About Some Players Who Give Us Shakespeare Just As We Like It
By Arthur Spaeth
The Cleveland News - July 2, 1936

We chose to imagine the Great Shakespeare’s spook being a bit puzzled and then downright worried through the centuries since his demise as the literati has carried on a campaign of refined ballyhoo, that has stuck the Bard up on a pedestal far from the common people.

But this brave little Globe theater company is doing its darndest to bring him back down to you and me - and doing it darned well.

Here’s comedy with true burlesque flavor. It’s lusty, ribald, pants-kicking comedy. And it’s played as Shakespeare wrote and directed it.


***

Visiting the Old Globe ...
By W. Ward Marsh
The Plain Dealer - July 3, 1936

“Julius Caesar” seems to lend itself better to the abbreviated production of the Globe than the other plays I have seen. The whole kernel of the play is present, and it moves swiftly and logically with no appearent loss in power trough the reduction of characters, words and scenes. The three phases of Caesar’s story life, death, burial, make for stirring melodrama in the Globe, and the great speeches, the spurring by Cassius, the apologies of Brutus, and the oration of Antony, are here and are delivered with power and fire.

I felt that Director Stevens had done remarkable work with the mob scenes. Although the “mobs” were not large, they were expertly coached and gave this production a good deal of its power and stirring qualities.
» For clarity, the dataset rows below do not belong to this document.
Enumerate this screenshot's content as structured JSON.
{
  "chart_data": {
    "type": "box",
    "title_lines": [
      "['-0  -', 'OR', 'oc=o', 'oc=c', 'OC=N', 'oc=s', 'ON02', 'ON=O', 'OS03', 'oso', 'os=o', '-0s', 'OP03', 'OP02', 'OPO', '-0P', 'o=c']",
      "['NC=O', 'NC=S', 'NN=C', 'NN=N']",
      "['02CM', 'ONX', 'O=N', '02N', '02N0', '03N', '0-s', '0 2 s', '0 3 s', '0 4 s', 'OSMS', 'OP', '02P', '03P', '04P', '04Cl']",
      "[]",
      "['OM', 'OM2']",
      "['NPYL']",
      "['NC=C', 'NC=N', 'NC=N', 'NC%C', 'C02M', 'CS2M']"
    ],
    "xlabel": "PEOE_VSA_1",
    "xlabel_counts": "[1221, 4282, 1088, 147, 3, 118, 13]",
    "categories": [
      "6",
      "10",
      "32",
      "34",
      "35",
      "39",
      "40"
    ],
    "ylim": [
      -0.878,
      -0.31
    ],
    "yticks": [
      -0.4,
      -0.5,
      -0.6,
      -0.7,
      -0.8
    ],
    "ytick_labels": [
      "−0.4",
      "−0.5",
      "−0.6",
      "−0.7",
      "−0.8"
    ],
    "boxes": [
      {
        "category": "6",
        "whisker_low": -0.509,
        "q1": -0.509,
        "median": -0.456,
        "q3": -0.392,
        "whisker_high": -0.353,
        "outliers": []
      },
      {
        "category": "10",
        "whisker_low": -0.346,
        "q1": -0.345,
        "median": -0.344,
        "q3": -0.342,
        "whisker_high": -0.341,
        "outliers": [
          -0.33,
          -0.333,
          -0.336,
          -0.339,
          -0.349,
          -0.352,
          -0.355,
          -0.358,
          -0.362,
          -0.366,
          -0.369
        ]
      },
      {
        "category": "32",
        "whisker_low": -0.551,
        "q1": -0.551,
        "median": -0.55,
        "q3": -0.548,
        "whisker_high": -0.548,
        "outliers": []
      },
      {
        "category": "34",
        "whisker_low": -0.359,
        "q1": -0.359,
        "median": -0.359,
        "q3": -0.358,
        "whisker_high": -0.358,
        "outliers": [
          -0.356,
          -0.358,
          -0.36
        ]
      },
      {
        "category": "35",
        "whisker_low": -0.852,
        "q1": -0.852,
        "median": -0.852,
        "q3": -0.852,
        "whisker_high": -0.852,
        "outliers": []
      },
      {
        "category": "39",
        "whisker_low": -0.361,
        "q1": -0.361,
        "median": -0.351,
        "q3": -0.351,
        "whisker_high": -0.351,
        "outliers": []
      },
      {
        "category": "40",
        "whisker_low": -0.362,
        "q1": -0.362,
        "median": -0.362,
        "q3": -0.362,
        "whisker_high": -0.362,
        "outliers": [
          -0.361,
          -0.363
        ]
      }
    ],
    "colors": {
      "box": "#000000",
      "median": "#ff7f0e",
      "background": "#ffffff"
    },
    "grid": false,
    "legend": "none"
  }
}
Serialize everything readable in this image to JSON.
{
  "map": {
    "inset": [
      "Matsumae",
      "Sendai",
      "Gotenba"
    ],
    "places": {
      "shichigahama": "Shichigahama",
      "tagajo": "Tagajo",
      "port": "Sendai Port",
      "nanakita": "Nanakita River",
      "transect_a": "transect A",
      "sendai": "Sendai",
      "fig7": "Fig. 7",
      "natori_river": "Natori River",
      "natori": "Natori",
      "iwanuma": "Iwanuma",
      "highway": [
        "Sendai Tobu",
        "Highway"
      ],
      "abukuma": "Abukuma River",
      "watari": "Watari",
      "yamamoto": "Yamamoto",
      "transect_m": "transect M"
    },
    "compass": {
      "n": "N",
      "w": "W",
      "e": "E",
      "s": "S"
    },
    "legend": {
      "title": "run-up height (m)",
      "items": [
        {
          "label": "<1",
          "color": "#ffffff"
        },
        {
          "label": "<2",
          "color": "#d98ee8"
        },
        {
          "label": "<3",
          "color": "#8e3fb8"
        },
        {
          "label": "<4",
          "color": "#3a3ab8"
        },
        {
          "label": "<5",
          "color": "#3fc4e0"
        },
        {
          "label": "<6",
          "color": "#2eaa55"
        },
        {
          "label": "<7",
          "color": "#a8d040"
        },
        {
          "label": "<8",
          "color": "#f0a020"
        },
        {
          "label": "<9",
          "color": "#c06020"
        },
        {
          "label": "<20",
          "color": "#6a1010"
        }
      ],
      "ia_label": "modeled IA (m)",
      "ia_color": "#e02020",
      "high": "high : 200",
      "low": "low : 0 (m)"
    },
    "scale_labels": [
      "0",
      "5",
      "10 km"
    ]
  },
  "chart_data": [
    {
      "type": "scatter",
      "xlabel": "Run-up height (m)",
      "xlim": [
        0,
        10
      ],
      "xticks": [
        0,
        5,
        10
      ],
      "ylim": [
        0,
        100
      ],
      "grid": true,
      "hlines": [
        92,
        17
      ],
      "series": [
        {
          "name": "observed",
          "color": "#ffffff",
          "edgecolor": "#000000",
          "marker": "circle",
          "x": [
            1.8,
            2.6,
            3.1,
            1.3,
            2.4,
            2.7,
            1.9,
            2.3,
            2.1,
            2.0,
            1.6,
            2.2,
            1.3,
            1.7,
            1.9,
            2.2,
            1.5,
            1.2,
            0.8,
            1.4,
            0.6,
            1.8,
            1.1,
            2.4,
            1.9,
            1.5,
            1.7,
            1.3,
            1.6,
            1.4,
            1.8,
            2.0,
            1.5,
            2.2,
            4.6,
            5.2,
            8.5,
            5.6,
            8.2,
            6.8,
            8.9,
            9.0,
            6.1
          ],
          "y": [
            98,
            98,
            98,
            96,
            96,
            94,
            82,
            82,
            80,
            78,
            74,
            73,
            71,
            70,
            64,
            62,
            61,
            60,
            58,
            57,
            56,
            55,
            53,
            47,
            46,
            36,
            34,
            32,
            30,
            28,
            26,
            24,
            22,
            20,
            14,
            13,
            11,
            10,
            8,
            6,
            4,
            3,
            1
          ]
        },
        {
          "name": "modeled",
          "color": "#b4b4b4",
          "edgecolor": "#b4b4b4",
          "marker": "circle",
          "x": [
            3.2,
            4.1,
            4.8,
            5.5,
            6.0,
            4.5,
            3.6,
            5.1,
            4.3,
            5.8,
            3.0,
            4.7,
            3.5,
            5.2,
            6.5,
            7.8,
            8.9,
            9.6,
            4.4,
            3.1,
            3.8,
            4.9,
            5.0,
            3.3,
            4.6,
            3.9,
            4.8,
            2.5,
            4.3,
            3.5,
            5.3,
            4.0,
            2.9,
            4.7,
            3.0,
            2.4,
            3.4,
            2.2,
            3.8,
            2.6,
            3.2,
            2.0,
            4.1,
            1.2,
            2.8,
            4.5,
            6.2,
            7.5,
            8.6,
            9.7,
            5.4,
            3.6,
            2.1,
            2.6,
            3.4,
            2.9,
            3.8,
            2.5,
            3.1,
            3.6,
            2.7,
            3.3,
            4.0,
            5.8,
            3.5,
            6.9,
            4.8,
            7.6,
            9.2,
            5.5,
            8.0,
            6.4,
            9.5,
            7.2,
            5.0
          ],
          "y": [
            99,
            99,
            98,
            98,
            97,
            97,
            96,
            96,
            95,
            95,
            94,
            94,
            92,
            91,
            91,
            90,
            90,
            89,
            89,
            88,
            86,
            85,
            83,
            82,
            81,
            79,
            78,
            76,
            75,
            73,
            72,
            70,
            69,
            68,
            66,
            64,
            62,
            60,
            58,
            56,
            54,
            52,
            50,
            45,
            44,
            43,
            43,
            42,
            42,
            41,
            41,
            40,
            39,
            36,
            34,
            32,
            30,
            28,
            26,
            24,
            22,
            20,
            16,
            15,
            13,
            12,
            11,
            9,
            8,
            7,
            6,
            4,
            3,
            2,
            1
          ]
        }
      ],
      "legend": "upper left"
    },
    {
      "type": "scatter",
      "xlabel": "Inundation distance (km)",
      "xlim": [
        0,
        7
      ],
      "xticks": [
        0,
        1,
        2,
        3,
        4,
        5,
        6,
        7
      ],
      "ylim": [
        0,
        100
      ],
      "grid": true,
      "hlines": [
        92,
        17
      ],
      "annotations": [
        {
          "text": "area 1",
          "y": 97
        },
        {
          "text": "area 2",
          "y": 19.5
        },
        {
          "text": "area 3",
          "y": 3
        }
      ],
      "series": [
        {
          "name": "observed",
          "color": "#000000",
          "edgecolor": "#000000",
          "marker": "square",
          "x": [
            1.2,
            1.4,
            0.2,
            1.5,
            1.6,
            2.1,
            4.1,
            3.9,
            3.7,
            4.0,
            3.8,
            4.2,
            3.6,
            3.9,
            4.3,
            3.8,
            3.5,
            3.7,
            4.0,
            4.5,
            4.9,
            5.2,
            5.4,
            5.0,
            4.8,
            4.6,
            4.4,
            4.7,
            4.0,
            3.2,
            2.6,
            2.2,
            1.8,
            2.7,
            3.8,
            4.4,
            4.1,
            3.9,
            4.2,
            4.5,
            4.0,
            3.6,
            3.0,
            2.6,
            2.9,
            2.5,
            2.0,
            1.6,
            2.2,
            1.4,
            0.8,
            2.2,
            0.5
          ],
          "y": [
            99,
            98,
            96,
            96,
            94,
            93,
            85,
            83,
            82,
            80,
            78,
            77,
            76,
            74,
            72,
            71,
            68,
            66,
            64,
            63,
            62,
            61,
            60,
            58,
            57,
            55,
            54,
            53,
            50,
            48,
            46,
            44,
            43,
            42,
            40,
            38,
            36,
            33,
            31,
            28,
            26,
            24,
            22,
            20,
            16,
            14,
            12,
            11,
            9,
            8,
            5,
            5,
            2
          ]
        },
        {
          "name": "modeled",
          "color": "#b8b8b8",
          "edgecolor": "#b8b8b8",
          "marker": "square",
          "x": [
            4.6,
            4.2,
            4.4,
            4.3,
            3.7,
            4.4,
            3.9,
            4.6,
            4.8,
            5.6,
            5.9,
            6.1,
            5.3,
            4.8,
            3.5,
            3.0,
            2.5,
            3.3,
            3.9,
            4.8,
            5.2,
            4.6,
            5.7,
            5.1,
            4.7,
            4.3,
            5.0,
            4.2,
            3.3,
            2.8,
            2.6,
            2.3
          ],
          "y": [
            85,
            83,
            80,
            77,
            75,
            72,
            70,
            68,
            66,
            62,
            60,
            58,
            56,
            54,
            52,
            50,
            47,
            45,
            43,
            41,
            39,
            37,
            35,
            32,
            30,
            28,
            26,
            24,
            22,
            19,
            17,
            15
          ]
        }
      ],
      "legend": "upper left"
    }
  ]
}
More than ever now do I urge a visit to the Old Globe.


***

Shakespeare In Quick Time Wins At Expo
By Jospehine Robertson
The Plain Dealer - July 17, 1936

Nearly 1,000 of the 25,975 persons attending the Great Lakes Exposition stopped in the Old Globe Theatre for a dose of synthetic culture.

There was plenty of slapstick and not a dull split second. You just started to laugh at Nick Bottom “roaring like any sucking dove” when he was squinting through Wall’s two fingers saying “I can hear my Thisbe’s face,” and Wall and the lovers fell in a heap and the lion had lost its tail.


***

Shakespeare Streamlined
(editorial)
The Plain Dealer - July 18, 1936

The Shakespeare output in its formidable entirety has become forbiddingly synonymous with the obscure, the labored, the stilted, the rhetorical, the ponderous. All that, it nows appears, is out so far as interpretations given at the exposition are concerned. One result is that a considerable number of adults seem to enjoy taking their Shakespeare for its own sake rather than spend their time and money throwing baseballs at dolls.

***

Streamlined Shakespeare
(feature article)
The Plain Dealer - September 13, 1936

College dramatics teacher and Chicago business man speed famous plays for the entertainment of masses.

The piper strikes up “Oranges and Lemons” on her recorder. Lads and lassies move to and fro in rustic weaving. Trumpeters sound a fanfare as Queen Elizabeth descends from her dias, escorted by her beefeaters, disappears into the theater. Once again the Town Crier waves a bell and hat in a flourish of red and green. And the play begins.

Despite rival attractions, peep shows and scantily clad dancing girls, Shakespeare is proving popular with the masses.